四冠と四冠の時代 中村太地七段が語る女流棋界の今

スポーツ報知
里見香奈女流四冠(右)と西山朋佳女流四冠

 女流棋界は動乱の時を迎えている。現在、8大タイトルを里見香奈女流四冠(29)=女流名人、清麗、女流王位、倉敷藤花=と西山朋佳女流四冠(26)=白玲、女王、女流王座、女流王将=の両者が分け合う異例の構図になっている。「2強」は続くのか、どちらかが抜け出して「1強」になるか、実力者が割って入るか、中堅の意地か、若手の躍進か。中村太地七段(33)に見解を聞いた。

 里見香奈×西山朋佳。将棋史上初めて四冠と四冠が顔を合わせた一局だった。

 19日、東京・将棋会館「特別対局室」で行われたのは第43期女流王将戦三番勝負第2局。開幕局を落とし、後がなかった西山が里見に勝ち、シリーズは1勝1敗のタイに。決着は11月4日の最終第3局でつけることになった。
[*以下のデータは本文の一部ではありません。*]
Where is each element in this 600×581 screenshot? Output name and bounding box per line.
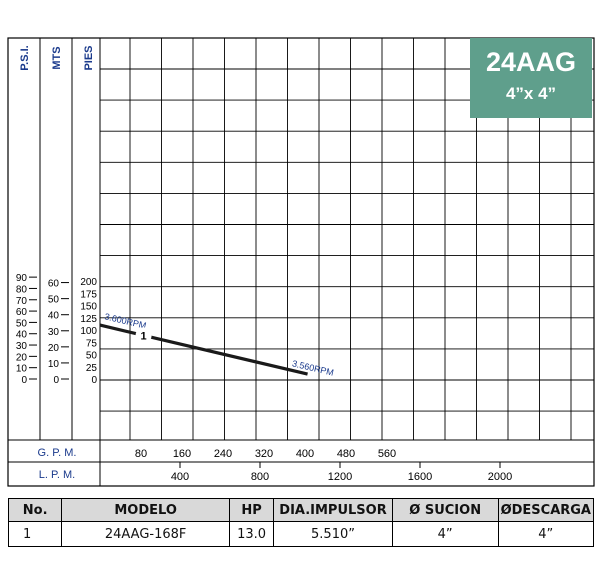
pies-tick-label: 100 (80, 326, 97, 337)
header-modelo: MODELO (61, 498, 230, 522)
gpm-tick-label: 240 (214, 448, 232, 460)
pies-tick-label: 0 (91, 375, 97, 386)
header-dia-impulsor: DIA.IMPULSOR (273, 498, 393, 522)
curve-line (99, 323, 308, 376)
psi-tick-label: 20 (16, 352, 28, 363)
gpm-axis-title: G. P. M. (38, 447, 77, 459)
cell-descarga: 4” (497, 521, 595, 547)
psi-tick-label: 30 (16, 341, 28, 352)
psi-tick-label: 0 (21, 375, 27, 386)
pies-tick-label: 150 (80, 302, 97, 313)
model-size: 4”x 4” (505, 84, 557, 103)
psi-tick-label: 70 (16, 296, 28, 307)
header-sucion: Ø SUCION (391, 498, 499, 522)
gpm-tick-label: 480 (337, 448, 355, 460)
psi-tick-label: 50 (16, 318, 28, 329)
spec-table: No. MODELO HP DIA.IMPULSOR Ø SUCION ØDES… (7, 498, 595, 547)
mts-tick-label: 40 (48, 311, 60, 322)
lpm-tick-label: 400 (171, 471, 189, 483)
mts-tick-label: 30 (48, 327, 60, 338)
cell-hp: 13.0 (228, 521, 275, 547)
curve-end-label: 3.560RPM (291, 358, 335, 378)
pies-axis-title: PIES (83, 45, 95, 70)
mts-axis-title: MTS (51, 46, 63, 69)
table-row: 1 24AAG-168F 13.0 5.510” 4” 4” (7, 521, 595, 547)
lpm-tick-label: 800 (251, 471, 269, 483)
pies-tick-label: 50 (86, 351, 98, 362)
spec-header-row: No. MODELO HP DIA.IMPULSOR Ø SUCION ØDES… (7, 498, 595, 522)
mts-tick-label: 60 (48, 279, 60, 290)
header-no: No. (7, 498, 63, 522)
cell-modelo: 24AAG-168F (61, 521, 230, 547)
header-hp: HP (228, 498, 275, 522)
lpm-tick-label: 1200 (328, 471, 352, 483)
psi-tick-label: 90 (16, 273, 28, 284)
gpm-tick-label: 400 (296, 448, 314, 460)
pies-tick-label: 125 (80, 314, 97, 325)
chart-frame (7, 37, 595, 487)
lpm-tick-label: 1600 (408, 471, 432, 483)
gpm-tick-label: 320 (255, 448, 273, 460)
pies-tick-label: 75 (86, 338, 98, 349)
psi-tick-label: 60 (16, 307, 28, 318)
gpm-tick-label: 560 (378, 448, 396, 460)
psi-axis-title: P.S.I. (19, 45, 31, 70)
psi-tick-label: 80 (16, 284, 28, 295)
cell-no: 1 (7, 521, 63, 547)
mts-tick-label: 10 (48, 359, 60, 370)
pump-curve-chart: P.S.I. MTS PIES010203040506070809001020304… (7, 37, 595, 487)
pies-tick-label: 175 (80, 289, 97, 300)
curve-number-bg (135, 327, 152, 344)
curve-number-label: 1 (141, 330, 147, 342)
pies-tick-label: 200 (80, 277, 97, 288)
gpm-tick-label: 160 (173, 448, 191, 460)
pies-tick-label: 25 (86, 363, 98, 374)
lpm-tick-label: 2000 (488, 471, 512, 483)
mts-tick-label: 50 (48, 295, 60, 306)
cell-dia-impulsor: 5.510” (273, 521, 393, 547)
mts-tick-label: 0 (53, 375, 59, 386)
lpm-axis-title: L. P. M. (39, 469, 75, 481)
header-descarga: ØDESCARGA (497, 498, 595, 522)
cell-sucion: 4” (391, 521, 499, 547)
psi-tick-label: 40 (16, 330, 28, 341)
gpm-tick-label: 80 (135, 448, 147, 460)
psi-tick-label: 10 (16, 364, 28, 375)
model-name: 24AAG (485, 47, 577, 77)
mts-tick-label: 20 (48, 343, 60, 354)
model-badge: 24AAG 4”x 4” (470, 38, 592, 118)
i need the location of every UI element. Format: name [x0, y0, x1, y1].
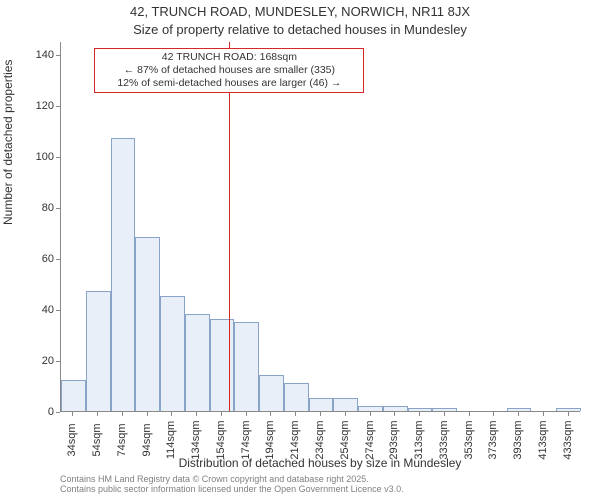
histogram-bar	[135, 237, 160, 411]
histogram-bar	[86, 291, 111, 411]
x-tick-mark	[320, 412, 321, 416]
annotation-line2: ← 87% of detached houses are smaller (33…	[101, 64, 357, 77]
histogram-bar	[111, 138, 136, 411]
x-axis-label: Distribution of detached houses by size …	[60, 456, 580, 470]
y-tick-label: 120	[0, 100, 60, 112]
histogram-bar	[185, 314, 210, 411]
x-tick-label: 333sqm	[438, 420, 450, 460]
x-tick-label: 134sqm	[190, 420, 202, 460]
histogram-bar	[556, 408, 581, 411]
y-tick-label: 40	[0, 304, 60, 316]
y-tick-label: 80	[0, 202, 60, 214]
histogram-bar	[160, 296, 185, 411]
histogram-bar	[210, 319, 235, 411]
histogram-bar	[284, 383, 309, 411]
y-axis-label: Number of detached properties	[1, 60, 15, 225]
x-tick-mark	[122, 412, 123, 416]
x-tick-label: 274sqm	[364, 420, 376, 460]
y-tick-label: 60	[0, 253, 60, 265]
x-tick-label: 194sqm	[264, 420, 276, 460]
x-tick-label: 234sqm	[314, 420, 326, 460]
x-tick-mark	[72, 412, 73, 416]
x-tick-mark	[270, 412, 271, 416]
x-tick-mark	[493, 412, 494, 416]
y-tick-label: 0	[0, 406, 60, 418]
annotation-line3: 12% of semi-detached houses are larger (…	[101, 77, 357, 90]
y-tick-label: 100	[0, 151, 60, 163]
annotation-box: 42 TRUNCH ROAD: 168sqm ← 87% of detached…	[94, 48, 364, 93]
y-tick-mark	[56, 208, 60, 209]
x-tick-mark	[444, 412, 445, 416]
x-tick-label: 174sqm	[240, 420, 252, 460]
x-tick-label: 74sqm	[116, 420, 128, 460]
histogram-bar	[259, 375, 284, 411]
y-tick-label: 20	[0, 355, 60, 367]
x-tick-mark	[518, 412, 519, 416]
x-tick-mark	[246, 412, 247, 416]
histogram-bar	[333, 398, 358, 411]
footer-attribution: Contains HM Land Registry data © Crown c…	[60, 474, 404, 495]
marker-line	[229, 42, 230, 411]
chart-title-line1: 42, TRUNCH ROAD, MUNDESLEY, NORWICH, NR1…	[0, 4, 600, 19]
histogram-bar	[234, 322, 259, 411]
y-tick-mark	[56, 412, 60, 413]
histogram-bar	[61, 380, 86, 411]
x-tick-mark	[97, 412, 98, 416]
chart-container: 42, TRUNCH ROAD, MUNDESLEY, NORWICH, NR1…	[0, 0, 600, 500]
x-tick-label: 214sqm	[289, 420, 301, 460]
x-tick-label: 154sqm	[215, 420, 227, 460]
x-tick-mark	[345, 412, 346, 416]
bars-layer	[61, 42, 580, 411]
x-tick-mark	[171, 412, 172, 416]
x-tick-mark	[295, 412, 296, 416]
histogram-bar	[309, 398, 334, 411]
x-tick-label: 114sqm	[165, 420, 177, 460]
plot-area: 42 TRUNCH ROAD: 168sqm ← 87% of detached…	[60, 42, 580, 412]
y-tick-mark	[56, 55, 60, 56]
footer-line2: Contains public sector information licen…	[60, 484, 404, 494]
x-tick-mark	[469, 412, 470, 416]
x-tick-mark	[543, 412, 544, 416]
y-tick-mark	[56, 361, 60, 362]
x-tick-mark	[196, 412, 197, 416]
y-tick-label: 140	[0, 49, 60, 61]
histogram-bar	[507, 408, 532, 411]
x-tick-label: 94sqm	[141, 420, 153, 460]
x-tick-label: 373sqm	[487, 420, 499, 460]
x-tick-label: 433sqm	[562, 420, 574, 460]
histogram-bar	[383, 406, 408, 411]
x-tick-mark	[370, 412, 371, 416]
footer-line1: Contains HM Land Registry data © Crown c…	[60, 474, 404, 484]
histogram-bar	[432, 408, 457, 411]
x-tick-label: 353sqm	[463, 420, 475, 460]
x-tick-mark	[221, 412, 222, 416]
histogram-bar	[358, 406, 383, 411]
x-tick-mark	[568, 412, 569, 416]
x-tick-label: 313sqm	[413, 420, 425, 460]
x-tick-mark	[419, 412, 420, 416]
y-tick-mark	[56, 310, 60, 311]
x-tick-label: 54sqm	[91, 420, 103, 460]
x-tick-mark	[394, 412, 395, 416]
x-tick-label: 293sqm	[388, 420, 400, 460]
annotation-line1: 42 TRUNCH ROAD: 168sqm	[101, 51, 357, 64]
x-tick-label: 413sqm	[537, 420, 549, 460]
x-tick-mark	[147, 412, 148, 416]
x-tick-label: 34sqm	[66, 420, 78, 460]
histogram-bar	[408, 408, 433, 411]
y-tick-mark	[56, 259, 60, 260]
x-tick-label: 393sqm	[512, 420, 524, 460]
y-tick-mark	[56, 157, 60, 158]
chart-title-line2: Size of property relative to detached ho…	[0, 22, 600, 37]
y-tick-mark	[56, 106, 60, 107]
x-tick-label: 254sqm	[339, 420, 351, 460]
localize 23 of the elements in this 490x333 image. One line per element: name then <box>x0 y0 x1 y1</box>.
 16日の第1期白玲戦七番勝負第4局で渡部愛女流三段(28)を下し、無敗の4連勝で初代白玲となったばかりの西山は、局後に「3日前に四冠になれたので、すぐに後退はさみしいと思っていました。三冠と五冠では差があるなと思ったので意識はしました」と勝負に臨む上での心境を述懐した。里見は来たる決戦に向けて「できることをやって、いいコンディションで臨めたらと思います」と険しい表情で語った。

 里見は2008年、16歳の時に初タイトルを獲得して以降、女流棋界の中心に君臨し続けてきた。今年6月、史上最多のタイトル獲得通算44期に到達したが、同4月に西山が奨励会を退会して女流棋士に転向したことで、覇権を巡る分布図は大きく変化することになった。

 過去、西山は奨励会員にも門戸を開いているマイナビ女子オープン(タイトル称号は女王)、女流王座戦、女流王将戦の3棋戦のみに参加し、全てタイトルを獲得してきた。そして今、女流棋士となって全棋戦に参加し始めたことは、当然ながら全女流棋士にとっての脅威になっている。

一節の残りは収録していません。